Inactivation of Sterol ^5,6-Desaturase Attenuates Virulence in Candida albicans

Andrew S. Chau,¹ Maya Gurnani,¹ Robyn Hawkinson,¹ Michel Laverdiere,² Anthony Cacciapuoti,¹ and Paul M. McNicholas^1*

Schering Plough Research Institute, 2015 Galloping Hill Road, K15-4-4700, Kenilworth, New Jersey 07033,¹ Department of Microbiology-Infectious Diseases, Hospital Maisonneuve-Rosemont, Montreal, Quebec, Canada²

Received 12 April 2005/ Returned for modification 11 May 2005/ Accepted 26 May 2005

Two clinical Candida albicans isolates that exhibited high-level resistance to azoles and modest decreases in susceptibility to amphotericin B were cultured from unrelated patients. Both isolates harbored homozygous nonsense mutations in ERG3, which encodes an enzyme, sterol ^5,6-desaturase, involved in ergosterol synthesis. Extraction and analysis of the sterols from both isolates confirmed the absence of sterol ^5,6-desaturase activity.
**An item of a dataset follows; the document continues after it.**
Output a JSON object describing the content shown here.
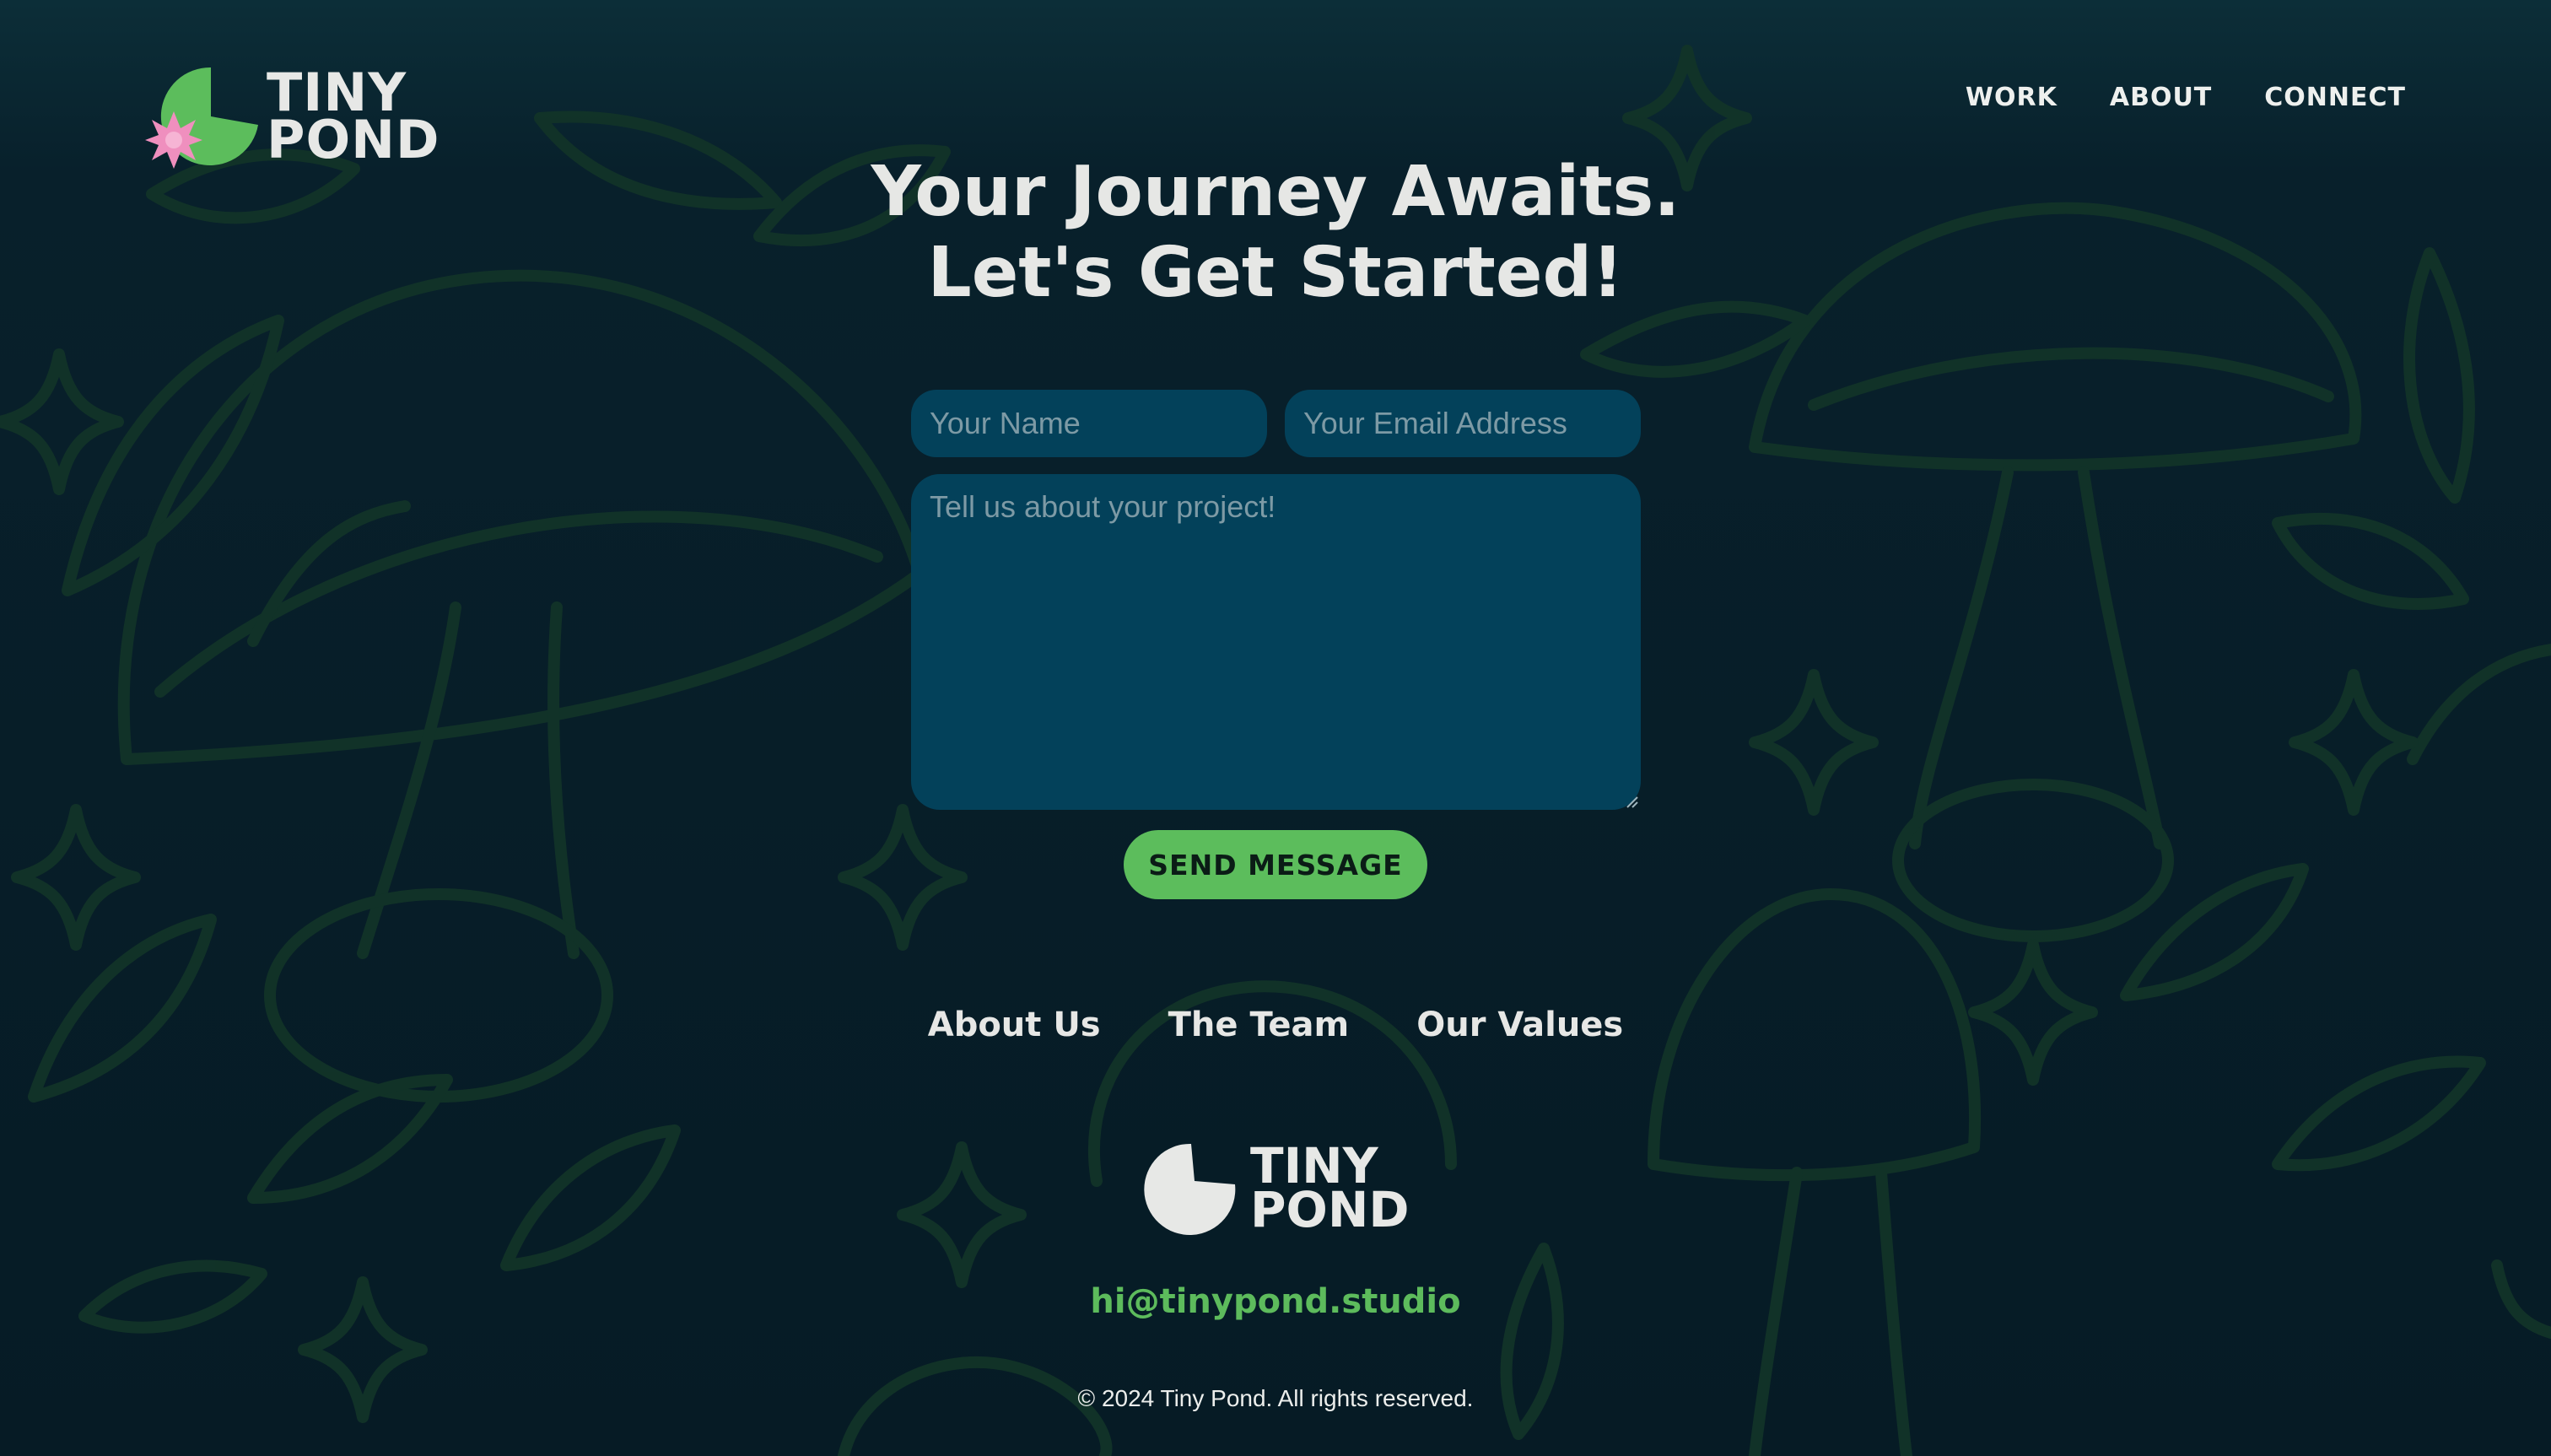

Although the loss of sterol ^5,6-desaturase activity is known to confer resistance to azoles, this mechanism of resistance has rarely been seen in clinical isolates, suggesting that such mutants are at a competitive disadvantage. To test this hypothesis, the virulence of the erg3 mutants was assayed by using a mouse systemic infection model. The mutants were significantly less virulent than the wild-type comparator strains. However, the kidney fungal burdens in mice infected with the erg3 mutants were similar to those in mice infected with the wild-type strains. Similar results were obtained by using a laboratory-generated homozygous erg3 deletion mutant (D. Sanglard et al., Antimicrob. Agents Chemother. 47:2404-2412, 2003). Reintroduction of a wild-type ERG3 allele into the homozygous deletion mutant restored virulence, ergosterol synthesis, and susceptibility to azoles, confirming that these phenotypic changes were solely due to the inactivation of Erg3p.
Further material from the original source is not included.